While some countries recognize Palestine as a state and has a certain level of recognition at the UN, it does not have universal recognition or full legal status as a sovereign state in the eyes of all international law or actors.
The panel overstepped its legal authority when it stated and based its ruling on agreeing with Khan’s assessment that the ICC has jurisdiction over the case since Palestine is a state party as per the ICC statute.

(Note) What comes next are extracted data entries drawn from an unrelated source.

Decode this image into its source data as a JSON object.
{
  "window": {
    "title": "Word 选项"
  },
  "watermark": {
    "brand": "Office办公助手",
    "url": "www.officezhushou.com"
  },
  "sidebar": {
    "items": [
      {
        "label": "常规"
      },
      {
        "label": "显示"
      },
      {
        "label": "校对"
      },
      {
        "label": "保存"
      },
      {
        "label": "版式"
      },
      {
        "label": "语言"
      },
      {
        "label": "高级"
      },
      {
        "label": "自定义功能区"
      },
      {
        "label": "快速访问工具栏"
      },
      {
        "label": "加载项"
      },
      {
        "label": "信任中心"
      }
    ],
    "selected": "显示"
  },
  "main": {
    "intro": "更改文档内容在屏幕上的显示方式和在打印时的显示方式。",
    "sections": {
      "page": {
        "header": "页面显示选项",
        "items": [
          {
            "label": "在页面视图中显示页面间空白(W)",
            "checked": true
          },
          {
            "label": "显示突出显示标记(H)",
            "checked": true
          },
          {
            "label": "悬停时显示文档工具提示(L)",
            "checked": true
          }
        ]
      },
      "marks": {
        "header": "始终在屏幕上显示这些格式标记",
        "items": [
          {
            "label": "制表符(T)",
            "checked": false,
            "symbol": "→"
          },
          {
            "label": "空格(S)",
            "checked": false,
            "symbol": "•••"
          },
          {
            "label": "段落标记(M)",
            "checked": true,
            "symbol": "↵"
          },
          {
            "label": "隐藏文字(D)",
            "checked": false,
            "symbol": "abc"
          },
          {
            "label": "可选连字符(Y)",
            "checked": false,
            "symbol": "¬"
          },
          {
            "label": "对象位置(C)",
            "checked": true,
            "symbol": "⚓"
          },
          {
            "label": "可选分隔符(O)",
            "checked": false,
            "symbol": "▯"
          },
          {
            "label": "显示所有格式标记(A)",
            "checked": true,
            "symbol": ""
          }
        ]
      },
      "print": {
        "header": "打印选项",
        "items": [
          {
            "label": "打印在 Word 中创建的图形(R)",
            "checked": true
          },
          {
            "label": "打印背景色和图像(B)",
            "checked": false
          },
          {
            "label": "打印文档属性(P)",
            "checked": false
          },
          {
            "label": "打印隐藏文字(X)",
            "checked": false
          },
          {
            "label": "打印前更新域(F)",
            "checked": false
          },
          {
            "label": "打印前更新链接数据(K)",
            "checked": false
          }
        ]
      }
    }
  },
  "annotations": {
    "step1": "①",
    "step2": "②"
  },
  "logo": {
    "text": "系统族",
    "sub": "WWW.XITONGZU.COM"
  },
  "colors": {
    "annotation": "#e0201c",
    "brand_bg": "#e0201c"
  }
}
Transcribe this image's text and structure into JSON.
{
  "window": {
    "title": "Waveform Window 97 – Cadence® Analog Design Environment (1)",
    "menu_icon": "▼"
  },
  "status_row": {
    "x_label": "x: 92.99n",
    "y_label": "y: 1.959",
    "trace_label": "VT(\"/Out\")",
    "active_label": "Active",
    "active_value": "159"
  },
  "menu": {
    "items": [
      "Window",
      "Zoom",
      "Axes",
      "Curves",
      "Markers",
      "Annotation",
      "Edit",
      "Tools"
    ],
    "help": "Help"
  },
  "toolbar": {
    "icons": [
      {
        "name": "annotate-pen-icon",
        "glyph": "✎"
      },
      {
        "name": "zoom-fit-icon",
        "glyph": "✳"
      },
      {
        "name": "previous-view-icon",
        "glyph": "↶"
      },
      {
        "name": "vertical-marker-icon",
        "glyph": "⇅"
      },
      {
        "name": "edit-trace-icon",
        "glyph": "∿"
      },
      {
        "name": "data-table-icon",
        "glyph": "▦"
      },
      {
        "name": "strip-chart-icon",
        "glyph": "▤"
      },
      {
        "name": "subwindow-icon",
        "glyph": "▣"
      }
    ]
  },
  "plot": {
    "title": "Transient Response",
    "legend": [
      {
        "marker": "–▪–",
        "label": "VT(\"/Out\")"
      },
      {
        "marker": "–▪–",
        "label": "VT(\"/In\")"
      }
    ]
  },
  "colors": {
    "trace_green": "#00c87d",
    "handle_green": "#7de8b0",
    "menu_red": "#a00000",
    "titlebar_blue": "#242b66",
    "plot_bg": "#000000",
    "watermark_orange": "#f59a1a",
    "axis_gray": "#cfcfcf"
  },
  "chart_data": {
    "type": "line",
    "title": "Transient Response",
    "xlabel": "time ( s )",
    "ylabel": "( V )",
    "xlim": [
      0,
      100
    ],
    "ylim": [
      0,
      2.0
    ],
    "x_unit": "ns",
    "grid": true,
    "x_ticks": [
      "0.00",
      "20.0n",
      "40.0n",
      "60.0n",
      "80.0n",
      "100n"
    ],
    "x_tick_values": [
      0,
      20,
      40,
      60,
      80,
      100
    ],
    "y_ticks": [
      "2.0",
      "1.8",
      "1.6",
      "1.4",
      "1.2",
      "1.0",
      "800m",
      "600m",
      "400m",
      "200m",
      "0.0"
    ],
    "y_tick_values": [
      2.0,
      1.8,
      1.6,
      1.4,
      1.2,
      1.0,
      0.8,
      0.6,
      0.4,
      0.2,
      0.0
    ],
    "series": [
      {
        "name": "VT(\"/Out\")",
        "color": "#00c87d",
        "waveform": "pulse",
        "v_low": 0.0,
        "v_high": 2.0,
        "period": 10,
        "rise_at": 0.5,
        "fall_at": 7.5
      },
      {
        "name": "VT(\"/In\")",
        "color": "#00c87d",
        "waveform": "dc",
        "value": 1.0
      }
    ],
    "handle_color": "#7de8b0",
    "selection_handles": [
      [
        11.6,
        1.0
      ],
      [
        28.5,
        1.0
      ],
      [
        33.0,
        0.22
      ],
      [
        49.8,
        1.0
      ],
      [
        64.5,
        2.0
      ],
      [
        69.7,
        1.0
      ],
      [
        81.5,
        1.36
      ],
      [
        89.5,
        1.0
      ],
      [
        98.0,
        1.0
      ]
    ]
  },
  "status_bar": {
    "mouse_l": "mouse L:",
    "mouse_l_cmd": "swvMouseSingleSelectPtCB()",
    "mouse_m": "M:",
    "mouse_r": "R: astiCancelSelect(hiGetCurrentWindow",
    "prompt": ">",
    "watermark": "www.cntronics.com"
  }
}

Palestine is NOT a State or a country therefore the ruling was Ultra Vires. (beyond the legal power or authority of the person performing an action)
Summary and
Analysis
Historical
Context
Post-Ottoman
Empire: Following World War I, Palestine came under British rule along with
other Arab nations.
British
Withdrawal: Unlike other Arab states that gained independence, Palestine did
not.
Balfour
Declaration (1917): Britain supported the establishment of a Jewish homeland in
Palestine.
UN
Involvement: The United Nations proposed a partition plan in 1947, calling for
separate Israeli and Palestinian states. Israel accepted the plan and declared
independence in 1948; Palestine rejected it and remains without recognized
statehood.
Criteria for
Statehood (Montevideo Convention)
Permanent
Population:
Palestine has
a permanent population with a shared culture and history residing in the West
Bank and Gaza Strip.
Controversy
exists over whether this population is sufficiently governed independently, as
per the Third U.S. Restatement of the Law.
Defined
Territory:
Palestine
does not have sovereign title over the West Bank or Gaza Strip.
The Balfour
Declaration and subsequent mandates supported a Jewish state, complicating
Palestinian claims to the land.
UN General
Assembly Resolution 181 proposed a partition, but this was not binding and was
later abandoned.
Palestine’s
land is fragmented and lacks clearly defined borders, similar to other
unrecognized entities historically.
Government:
Palestine has
limited self-governance but operates under Israeli authority.
Agreements
like the Declaration of Principles (DOP) and Interim Accord outline the limited
powers of the Palestinian Authority, granted by Israel.
Palestine
lacks independent control over security, economy, and infrastructure.
Capacity to
Enter into Relations with Other States:
Palestine
cannot independently engage in foreign relations without Israeli cooperation,
as outlined in the Interim Accord.
Diplomatic
limitations and the inability to form an army hinder its status as a fully
independent state.
De Facto vs.
De Jure Statehood
De Facto
Statehood: Requires actual control over a permanent population, defined
territory, government, and foreign relations.
Palestine
does not meet these criteria due to Israeli authority and lack of independent
control.
De Jure
Statehood: Involves legal recognition by other states and international
organizations.
Despite
recognition by some states, Palestine has not achieved broad international
recognition.
Organizations
like the UN, WHO, and EU do not recognize Palestine as a state, only granting
it Observer Status.
Right to
Self-Determination
UN
Recognition: The right to self-determination is acknowledged by the UN but does
not equate to statehood.
Autonomy vs.
Statehood: Palestine has autonomy in areas like education, health, and social
welfare, but this does not fulfill the criteria for statehood.